We left Cancun after four years and decided to build our permanent retirement home in a tiny Maya village (population about 450) in the Mexican state of Yucatan.
No one speaks English, all speak Mayan and most also speak Spanish. This tiny, peaceful village, with its charm and warm people, is a wonderful, unique place for us to live.
Our home is a modern, attractive air-conditioned structure, custom built by local craftsmen, from our plans. One thousand square feet, concrete block and stone, built on a hand-dug foundation down to bedrock. The craftsmanship is excellent! Total cost was about $38,000 equivalent.
We built our home out-of-pocket over the course of about six months. It was livable after three months and we moved in, while construction continued around us.
What Life is Like in Our Mexico
We have a small team of helpers caring for us and our home and we recognize our good fortune. The essentials of our simple life cost about $1,200 per month. Our home has no payments nor does our nice Jeep.
We go to restaurants as often as we wish, our laundry, maintenance and all cleaning is done for us, our pets and home are well-tended when we travel. And believe me, we are far from wealthy!
We are about two hours from Cancun and the Caribbean Sea, an easy day trip if we wish. Two hours in the opposite direction will take us to the beautiful, historic city of Merida. We’re only 30 minutes from historically significant Valladolid, with great food, amazing Spanish architecture and modern supermarkets.

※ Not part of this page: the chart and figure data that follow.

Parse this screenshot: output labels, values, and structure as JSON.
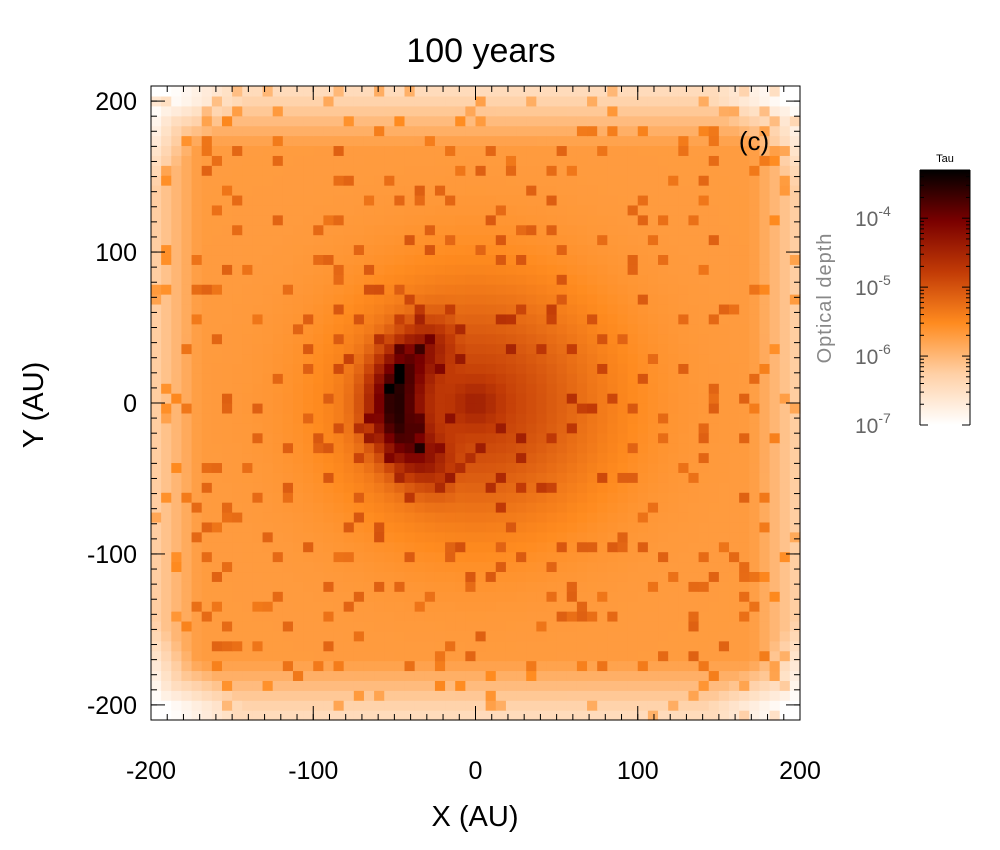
{
  "chart_data": {
    "type": "heatmap",
    "title": "100 years",
    "panel_label": "(c)",
    "xlabel": "X (AU)",
    "ylabel": "Y (AU)",
    "xlim": [
      -200,
      200
    ],
    "ylim": [
      -210,
      210
    ],
    "x_ticks": [
      -200,
      -100,
      0,
      100,
      200
    ],
    "x_tick_labels": [
      "-200",
      "-100",
      "0",
      "100",
      "200"
    ],
    "y_ticks": [
      -200,
      -100,
      0,
      100,
      200
    ],
    "y_tick_labels": [
      "-200",
      "-100",
      "0",
      "100",
      "200"
    ],
    "grid_cells": 64,
    "colorbar": {
      "title": "Tau",
      "label": "Optical depth",
      "scale": "log",
      "range": [
        1e-07,
        0.0005
      ],
      "tick_values": [
        1e-07,
        1e-06,
        1e-05,
        0.0001
      ],
      "tick_base": "10",
      "tick_exponents": [
        "-7",
        "-6",
        "-5",
        "-4"
      ],
      "colors": [
        "#ffffff",
        "#ffd0a6",
        "#ff8b1f",
        "#c23b06",
        "#7a0000",
        "#000000"
      ]
    },
    "features": {
      "background_level": 2e-06,
      "corner_level": 3e-07,
      "central_source": {
        "x": 0,
        "y": 0,
        "level": 3e-05
      },
      "dense_arc": {
        "center_x": 0,
        "center_y": 0,
        "radius": 50,
        "angles_deg": [
          100,
          260
        ],
        "level": 0.0002
      }
    }
  }
}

There’s also a large, open market in Valladolid brimming with fresh fruits and vegetables, poultry, and meats, as well as loads of handcrafted items and many options for delicious street food from local vendors.
The Mexican government regulates gas prices, and they are always reasonable.
Our overall cost of living is about 35 to 40 percent less than a small midwestern city in the US.
Expect significantly higher costs in coastal/resort areas and areas with a heavy population of expats. We could certainly spend more.
There are several hospitals in our area as well as innumerable clinics and medical offices, laboratories, and pharmacies. Most medications are available without prescriptions for pennies-on-the-dollar compared to the United States.
Having lived outside the U.S. for some 13 years now, I try to be careful and brutally honest when I’m asked what it’s like to be retired in Mexico.
I must remember the early challenges of learning a new language (high school Spanish grade: D), melding into a new culture, and plowing through always-cumbersome bureaucratic processes.
Nothing is perfect, but the inconveniences are easily offset by the incredible advantages we realize.
Our life in a tiny village in Mexico is unique, rewarding and economical. It took planning, flexibility, and perseverance. It’s certainly not for everyone, but we love it!